Nixon explains that, since blood is perishable and patient need is constant, the need never stops. “Yet people’s lives are busy, our collections capacity is still limited, and distraction is high,” she says, “so we’ve been operating at a critical level of inventory since April. It will take time and a steady turnout of donors from the community to return the blood supply to safe and reliable levels. And as hospitals return to higher capacity and restart delayed procedures, the need for blood will continue to increase.”
Wallsmith says the Market is excited to broaden its community outreach with such an important effort. “The Market has always been a place for the downtown community to shop for groceries, visitors to experience the taste of the PNW, and Seattle workers to take their lunch,” she says, “but now we have the opportunity to do so much more through the power of food with this partnership with Bloodworks Northwest.”
“Every day I have the privilege of owning and running a food business in Seattle’s food mecca!” Calderon says. “This campaign is bringing the element of food into a life-saving endeavor. Blood sustains life, just as nourishment does. One does not exist without the other.”

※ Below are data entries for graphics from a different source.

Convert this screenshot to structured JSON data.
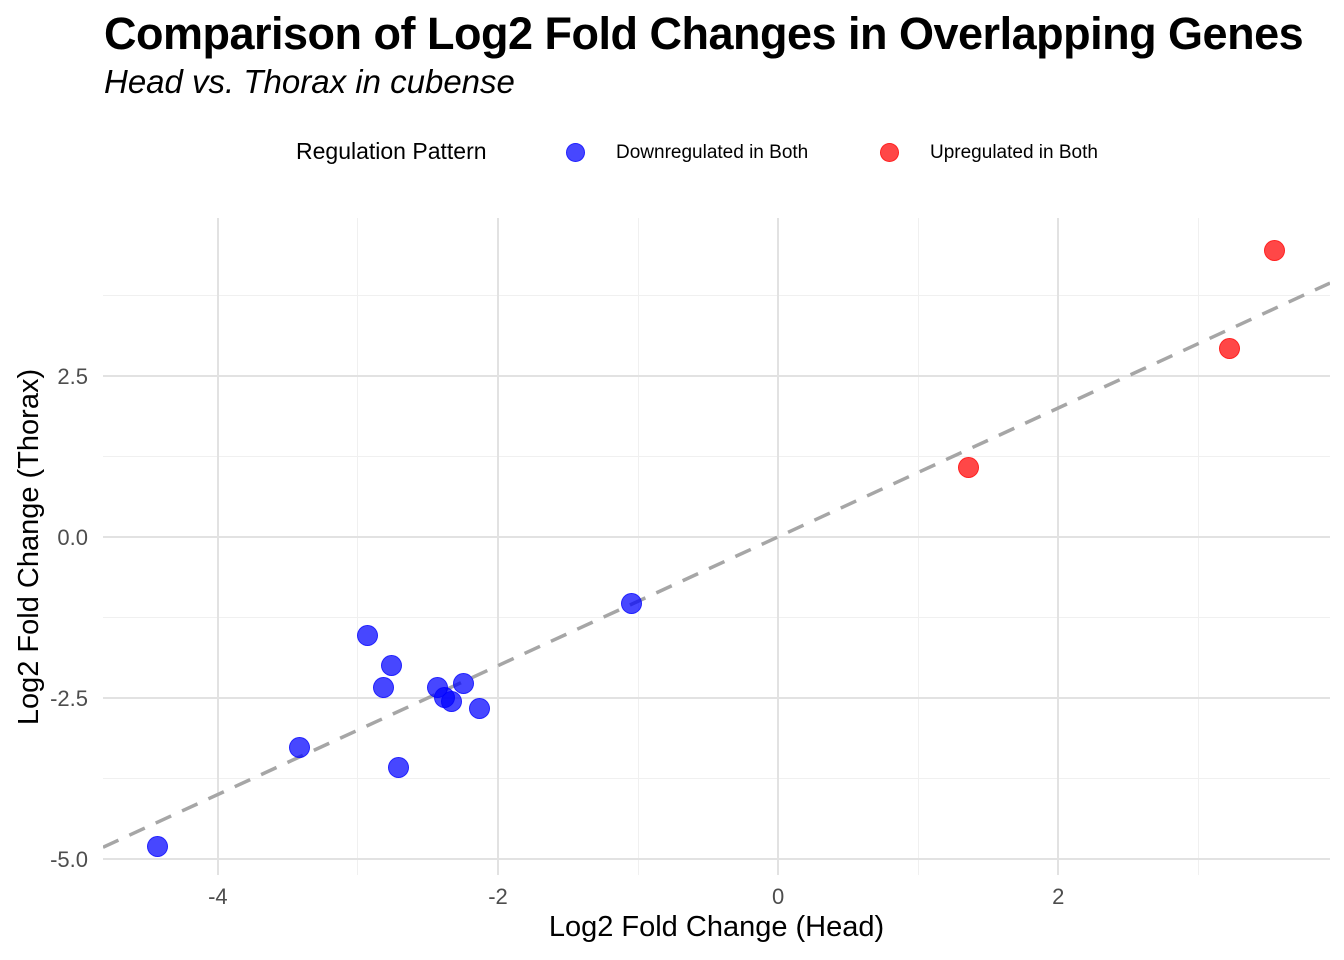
{
  "title": "Comparison of Log2 Fold Changes in Overlapping Genes",
  "subtitle": "Head vs. Thorax in cubense",
  "legend": {
    "title": "Regulation Pattern",
    "position": "top",
    "items": [
      {
        "label": "Downregulated in Both",
        "color": "#0000ff"
      },
      {
        "label": "Upregulated in Both",
        "color": "#ff0000"
      }
    ]
  },
  "chart_data": {
    "type": "scatter",
    "title": "Comparison of Log2 Fold Changes in Overlapping Genes",
    "subtitle": "Head vs. Thorax in cubense",
    "xlabel": "Log2 Fold Change (Head)",
    "ylabel": "Log2 Fold Change (Thorax)",
    "xlim": [
      -4.82,
      3.94
    ],
    "ylim": [
      -5.25,
      4.95
    ],
    "grid": "major+minor",
    "legend_position": "top",
    "x_ticks": [
      {
        "label": "-4",
        "value": -4
      },
      {
        "label": "-2",
        "value": -2
      },
      {
        "label": "0",
        "value": 0
      },
      {
        "label": "2",
        "value": 2
      }
    ],
    "y_ticks": [
      {
        "label": "2.5",
        "value": 2.5
      },
      {
        "label": "0.0",
        "value": 0.0
      },
      {
        "label": "-2.5",
        "value": -2.5
      },
      {
        "label": "-5.0",
        "value": -5.0
      }
    ],
    "x_minor_gridlines": [
      -3,
      -1,
      1,
      3
    ],
    "y_minor_gridlines": [
      3.75,
      1.25,
      -1.25,
      -3.75
    ],
    "marker_alpha": 0.72,
    "marker_diameter_px": 21,
    "reference_line": {
      "type": "identity y = x",
      "style": "dashed",
      "color": "#a6a6a6"
    },
    "series": [
      {
        "name": "Downregulated in Both",
        "color": "#0000ff",
        "points": [
          [
            -4.43,
            -4.8
          ],
          [
            -3.42,
            -3.27
          ],
          [
            -2.93,
            -1.53
          ],
          [
            -2.82,
            -2.34
          ],
          [
            -2.76,
            -2.0
          ],
          [
            -2.71,
            -3.58
          ],
          [
            -2.43,
            -2.34
          ],
          [
            -2.38,
            -2.5
          ],
          [
            -2.33,
            -2.56
          ],
          [
            -2.25,
            -2.28
          ],
          [
            -2.13,
            -2.66
          ],
          [
            -1.05,
            -1.04
          ]
        ]
      },
      {
        "name": "Upregulated in Both",
        "color": "#ff0000",
        "points": [
          [
            1.36,
            1.08
          ],
          [
            3.22,
            2.92
          ],
          [
            3.54,
            4.45
          ]
        ]
      }
    ]
  }
}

Wallsmith urges using the Market as a place to nourish one’s body before donating blood, or as the first stop to replenish afterward. And Calderon encourages booking their Market to Table tour or a private event, and making a donation to Nourished Neighborhood, their 501(c)(3) non-profit, free community meal program for seniors and people experiencing food insecurity. And for readers located beyond Seattle? Calderon advises: “They can support our business by purchasing one of our shipped meal kits we created in our partnership with Pike Place Fish, or a bottle of our Whiskey Bonnet BBQ sauce I created with Farmer Ras of Herban Farm, a Day stall vendor.”
Nixon believes that, as we emerge from the last couple of years, this campaign’s timing is ideal. “Like a reunion of sorts,” she comments. “We are coming together to share a table, a story, a meal, and to care for one another and our community in this powerful and intimate way through blood donation. On so many levels with this campaign, we are celebrating community, savoring life, and saving lives, together.”